Without answering, Betsie immediately began praying, "Show us, Lord. Show us how." Then a moment later excitedly, "Corrie, He's given us the answer! I read it in the Bible this morning. Here—read that part again." It was in I Thessalonians. "Rejoice always, pray constantly, give thanks in all circumstances, for this is the will of God in Christ Jesus—"

"That's it, Corrie! We're to thank Him for every single thing about the new barracks."

"Such as?" Corrie was trying to look with fresh eyes at the half-dark, foul-smelling room."

"Such as being together here."

"Oh yes.""And having managed so far to hang onto that Bible."

"Yes—oh, yes. Thank You, Lord, for that."

"And for the fleas—"

"Betsie, I see no way I can thank God for fleas."

"But fleas are part of this place where God has put us. 'Give thanks in all circumstances,' it says. Not just pleasant circumstances."

So the two women thanked God for the fleas.As the days wore on the prisoners in Barracks 28 discovered that there was an astonishing lack of supervision or interference. Corrie and Betsie used the unprecedented freedom to talk to the other prisoners, read the Bible to them, minister in a myriad ways.

Then one day a supervisor tipped her hand as to why they were given so much latitude. Some of the women had called through the grilled door to ask the supervisor to come and settle a dispute.

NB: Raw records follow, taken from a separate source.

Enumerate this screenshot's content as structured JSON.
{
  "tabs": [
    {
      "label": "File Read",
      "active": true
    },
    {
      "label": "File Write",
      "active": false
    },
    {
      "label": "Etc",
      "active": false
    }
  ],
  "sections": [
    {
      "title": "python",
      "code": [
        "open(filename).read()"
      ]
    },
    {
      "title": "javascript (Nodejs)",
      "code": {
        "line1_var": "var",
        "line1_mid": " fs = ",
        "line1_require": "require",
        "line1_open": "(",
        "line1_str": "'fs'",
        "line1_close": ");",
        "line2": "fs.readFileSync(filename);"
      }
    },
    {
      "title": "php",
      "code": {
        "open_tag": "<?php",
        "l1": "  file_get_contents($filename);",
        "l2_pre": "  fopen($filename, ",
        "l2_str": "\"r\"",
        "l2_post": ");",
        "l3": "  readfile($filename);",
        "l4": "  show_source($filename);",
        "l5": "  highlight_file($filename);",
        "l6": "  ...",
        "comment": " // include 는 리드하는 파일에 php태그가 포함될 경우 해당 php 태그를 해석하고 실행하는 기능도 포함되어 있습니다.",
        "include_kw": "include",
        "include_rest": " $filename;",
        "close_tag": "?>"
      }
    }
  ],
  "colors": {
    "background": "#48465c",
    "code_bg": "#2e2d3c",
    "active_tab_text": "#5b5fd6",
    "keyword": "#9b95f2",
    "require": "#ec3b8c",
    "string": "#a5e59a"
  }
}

She refused, as did the guards. "That place is crawling with fleas," the supervisor said. "I wouldn't step through the door."

Corrie's mind rushed back to their first hour in the barracks and to their rueful prayer thanking God for fleas. When she looked up, Betsie was chuckling, her eyes sparkling. "So now we know why we were supposed to praise Him even for fleas. Even the fleas had to be His instrument for our good."